Friday, June 5, 2009

To fish or not to fish--that's the dilemma!




We’ve all heard the saying “Give someone a fish and he’ll eat for a day, teach ‘em to fish and they’ll eat for a lifetime.” But what happens if the learner doesn’t fancy mastering the art of fishing…what then?

Well then perhaps the smarter move is to find what the learner really wants to learn and then give him the tools of the trade to make particular mastery of the skills needed a real possibility.

Single parents by virtue of the fact they have kids to fuss over, generally don’t make for good or reliable students. Some folks wonder why with all the ‘free courses’ available in the marketplace more single parents can’t garner the skills they need to get on with life.

Take Rainah Kinsang for example. It’s been exactly a year and six months since she became a single mother after her hubby drowned while spearfishing in an abandoned property development site in Subang. This single mother of four boys struggled to raise them single-handedly, found it too tough and promptly packed them off to their grandparents in Sabah while she returned to Subang ostensibly to make something of herself.

She was offered a fully paid 2-year course to learn how to do facial and hairdressing by the YWCA training team. She attended for less than a month and dropped out for good. Seems she didn’t mind the course but the enforced live-in requirement grated on her need for total freedom hence her sudden departure from a course that others less privileged were dying to get into.

She moped around for a couple of months, mulling what to do next, then a friend suggested they both go into the tailoring business. Although not exactly skilled with the needle and thread, she was game for it. Initially it scared her a little but she thought the better insurance hedge would be to sell some ‘bundle-like” clothes so she could meet her share of the rental while taking the opportunity to learn sewing skills.

Fortunately for her, Jumble Station had just received several brand new clothes that still bore the price tagged labels and these were passed on to her in her spanking new shop just two doors away from us.
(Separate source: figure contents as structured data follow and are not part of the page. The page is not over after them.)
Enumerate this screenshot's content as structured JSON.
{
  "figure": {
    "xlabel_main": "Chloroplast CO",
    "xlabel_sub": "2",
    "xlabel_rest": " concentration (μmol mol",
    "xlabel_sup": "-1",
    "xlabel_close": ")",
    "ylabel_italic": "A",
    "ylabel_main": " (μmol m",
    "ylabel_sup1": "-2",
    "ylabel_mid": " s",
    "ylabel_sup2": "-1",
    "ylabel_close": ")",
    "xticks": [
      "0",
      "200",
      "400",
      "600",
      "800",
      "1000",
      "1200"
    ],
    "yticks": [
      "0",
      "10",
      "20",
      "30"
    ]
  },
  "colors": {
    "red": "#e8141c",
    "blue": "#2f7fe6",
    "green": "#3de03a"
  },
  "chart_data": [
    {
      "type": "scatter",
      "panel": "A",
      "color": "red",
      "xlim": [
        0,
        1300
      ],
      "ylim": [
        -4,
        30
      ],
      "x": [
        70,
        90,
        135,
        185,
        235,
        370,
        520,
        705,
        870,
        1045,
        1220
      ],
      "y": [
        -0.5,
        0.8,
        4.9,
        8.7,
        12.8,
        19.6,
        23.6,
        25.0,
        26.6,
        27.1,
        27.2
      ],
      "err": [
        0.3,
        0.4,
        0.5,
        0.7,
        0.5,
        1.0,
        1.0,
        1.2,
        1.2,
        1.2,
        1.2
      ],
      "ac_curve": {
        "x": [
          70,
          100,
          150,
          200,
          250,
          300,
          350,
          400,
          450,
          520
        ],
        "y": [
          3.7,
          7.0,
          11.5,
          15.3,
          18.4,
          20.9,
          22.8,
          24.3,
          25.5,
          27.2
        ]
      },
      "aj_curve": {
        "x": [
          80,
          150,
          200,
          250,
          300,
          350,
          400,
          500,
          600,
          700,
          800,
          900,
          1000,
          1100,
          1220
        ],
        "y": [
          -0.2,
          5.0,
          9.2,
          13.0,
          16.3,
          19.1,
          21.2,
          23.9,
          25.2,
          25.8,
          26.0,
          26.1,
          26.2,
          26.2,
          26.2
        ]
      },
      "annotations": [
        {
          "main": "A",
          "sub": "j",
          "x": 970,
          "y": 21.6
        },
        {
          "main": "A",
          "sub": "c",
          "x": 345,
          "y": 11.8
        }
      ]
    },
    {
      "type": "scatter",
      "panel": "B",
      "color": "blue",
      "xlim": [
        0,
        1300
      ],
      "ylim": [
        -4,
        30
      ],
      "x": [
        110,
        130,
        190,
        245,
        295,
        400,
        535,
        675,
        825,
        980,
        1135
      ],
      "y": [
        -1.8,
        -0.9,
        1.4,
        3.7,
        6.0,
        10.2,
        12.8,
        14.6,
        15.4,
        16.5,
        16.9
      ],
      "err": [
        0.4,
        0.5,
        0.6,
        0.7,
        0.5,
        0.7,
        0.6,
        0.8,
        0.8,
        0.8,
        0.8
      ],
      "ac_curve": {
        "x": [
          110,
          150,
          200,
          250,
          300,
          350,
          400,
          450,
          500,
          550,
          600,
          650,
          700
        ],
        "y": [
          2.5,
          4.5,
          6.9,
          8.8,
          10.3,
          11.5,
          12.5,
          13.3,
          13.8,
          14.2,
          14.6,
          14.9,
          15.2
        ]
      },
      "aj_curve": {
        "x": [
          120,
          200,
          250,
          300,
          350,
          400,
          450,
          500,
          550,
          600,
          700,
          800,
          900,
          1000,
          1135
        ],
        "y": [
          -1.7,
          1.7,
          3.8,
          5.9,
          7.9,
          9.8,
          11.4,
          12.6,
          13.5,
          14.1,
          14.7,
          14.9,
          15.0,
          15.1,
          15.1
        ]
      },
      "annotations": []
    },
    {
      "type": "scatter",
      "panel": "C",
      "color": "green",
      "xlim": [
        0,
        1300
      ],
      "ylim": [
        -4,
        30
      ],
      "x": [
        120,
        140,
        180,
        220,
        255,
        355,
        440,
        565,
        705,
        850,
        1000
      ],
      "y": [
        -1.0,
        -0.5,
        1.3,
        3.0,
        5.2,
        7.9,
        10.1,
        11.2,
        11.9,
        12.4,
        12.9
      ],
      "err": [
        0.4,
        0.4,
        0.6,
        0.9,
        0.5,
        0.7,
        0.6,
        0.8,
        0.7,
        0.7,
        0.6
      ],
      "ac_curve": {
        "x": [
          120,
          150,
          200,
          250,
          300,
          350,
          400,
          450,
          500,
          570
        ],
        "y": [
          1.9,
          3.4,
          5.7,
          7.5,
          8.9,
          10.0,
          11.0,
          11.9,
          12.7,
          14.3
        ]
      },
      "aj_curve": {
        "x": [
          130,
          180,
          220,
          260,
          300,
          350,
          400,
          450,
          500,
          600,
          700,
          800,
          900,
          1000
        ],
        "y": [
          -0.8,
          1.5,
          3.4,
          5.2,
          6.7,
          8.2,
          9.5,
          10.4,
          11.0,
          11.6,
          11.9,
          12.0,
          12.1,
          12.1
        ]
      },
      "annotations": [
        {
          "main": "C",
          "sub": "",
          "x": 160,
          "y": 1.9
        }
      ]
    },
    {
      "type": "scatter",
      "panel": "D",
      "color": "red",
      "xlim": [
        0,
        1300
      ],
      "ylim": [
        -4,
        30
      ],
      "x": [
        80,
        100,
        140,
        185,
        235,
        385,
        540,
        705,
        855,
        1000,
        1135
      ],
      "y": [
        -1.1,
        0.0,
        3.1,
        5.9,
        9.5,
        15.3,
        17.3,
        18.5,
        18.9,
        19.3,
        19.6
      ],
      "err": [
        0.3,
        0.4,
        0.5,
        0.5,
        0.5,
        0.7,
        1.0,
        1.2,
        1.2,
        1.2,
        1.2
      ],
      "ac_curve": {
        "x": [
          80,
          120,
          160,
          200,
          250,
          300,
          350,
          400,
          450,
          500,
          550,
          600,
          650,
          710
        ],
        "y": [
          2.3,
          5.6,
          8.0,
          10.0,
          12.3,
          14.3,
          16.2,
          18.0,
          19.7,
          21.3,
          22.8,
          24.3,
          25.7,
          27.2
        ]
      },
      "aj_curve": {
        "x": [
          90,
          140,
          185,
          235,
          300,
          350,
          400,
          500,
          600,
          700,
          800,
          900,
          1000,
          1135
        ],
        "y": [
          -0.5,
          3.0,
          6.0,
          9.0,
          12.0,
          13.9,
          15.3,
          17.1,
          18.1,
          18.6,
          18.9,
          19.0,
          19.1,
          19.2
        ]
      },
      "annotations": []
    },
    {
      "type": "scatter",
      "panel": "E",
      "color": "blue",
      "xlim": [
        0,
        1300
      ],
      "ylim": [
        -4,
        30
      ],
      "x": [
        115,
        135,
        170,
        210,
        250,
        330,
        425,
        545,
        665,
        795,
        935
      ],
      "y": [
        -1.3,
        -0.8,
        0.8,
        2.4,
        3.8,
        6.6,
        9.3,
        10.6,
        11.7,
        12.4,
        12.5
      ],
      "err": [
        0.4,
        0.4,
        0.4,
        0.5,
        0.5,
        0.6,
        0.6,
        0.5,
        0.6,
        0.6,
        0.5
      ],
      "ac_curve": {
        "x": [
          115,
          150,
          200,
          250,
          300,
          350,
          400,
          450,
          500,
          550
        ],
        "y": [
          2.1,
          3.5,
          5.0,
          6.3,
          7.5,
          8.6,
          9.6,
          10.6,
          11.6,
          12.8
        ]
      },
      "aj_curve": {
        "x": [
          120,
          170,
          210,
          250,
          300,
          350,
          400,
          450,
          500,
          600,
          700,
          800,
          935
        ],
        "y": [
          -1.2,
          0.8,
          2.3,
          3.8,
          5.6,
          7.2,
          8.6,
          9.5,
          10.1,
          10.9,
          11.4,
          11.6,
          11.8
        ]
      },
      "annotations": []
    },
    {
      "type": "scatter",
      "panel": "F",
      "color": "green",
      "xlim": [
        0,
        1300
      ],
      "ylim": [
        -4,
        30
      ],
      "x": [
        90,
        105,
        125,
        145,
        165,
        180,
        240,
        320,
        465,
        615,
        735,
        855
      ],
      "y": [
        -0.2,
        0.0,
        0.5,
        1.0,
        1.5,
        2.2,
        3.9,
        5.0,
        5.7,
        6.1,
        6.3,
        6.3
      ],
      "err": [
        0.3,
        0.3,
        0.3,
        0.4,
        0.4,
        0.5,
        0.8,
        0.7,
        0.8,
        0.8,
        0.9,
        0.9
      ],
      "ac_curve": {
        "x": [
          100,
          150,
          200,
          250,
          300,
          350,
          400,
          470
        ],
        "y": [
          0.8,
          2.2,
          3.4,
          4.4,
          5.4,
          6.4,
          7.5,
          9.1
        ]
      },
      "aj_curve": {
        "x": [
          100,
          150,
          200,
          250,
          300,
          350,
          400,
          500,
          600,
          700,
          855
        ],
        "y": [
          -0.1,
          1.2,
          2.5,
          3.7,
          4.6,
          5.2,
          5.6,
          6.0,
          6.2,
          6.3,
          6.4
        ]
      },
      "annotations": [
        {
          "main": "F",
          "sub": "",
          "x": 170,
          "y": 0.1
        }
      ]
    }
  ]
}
Displaying brand new clothes for sale is the easy part, pricing it at an affordable level is another and here Rainah has had to be guided closely to ensure she does not under-price or over-price the items donated to her for onward sale. It’s hoped that this hand-holding will have to be eased off soon and that she will learn to be more business savvy as time goes on. For now though, instead of lounging on a comfy 3-seater sofa flicking through magazines, she’s been prodded pointedly to take up tailoring and learn to sew from Melini her fellow Sabahan business partner.

Then there’s also Liza, an unwed mother who apparently has learnt the art of doing facials but for some strange reason never seems to stick long enough at it to earn enough to feed year old Alyesha. Jumble Station had assisted her by loaning RM4,000 last year so she could buy 2nd hand facial equipment and furniture but except for an occasional foray into facials, she has hardly made enough to feed a church mouse!
Where once she was able to utilise some space in a hairstyling salon, now she is forced to work from her rented flat because the hairstyling business ‘closed shop’ recently. At RM35 a facial, one would think getting customers around the Subang Mewah neighbourhood should be easy a pie.
Not so, it has been tough as nails because now more people are cost conscious and facials are deemed a luxury not a necessity. She now has a fishing rod in hand, but Liza realises she will need to have the right bait (print some flyers, viral market her skills etc) in order to lure in the customers, the question is, is she and many other single parents, up to the task as yet? Only time will tell!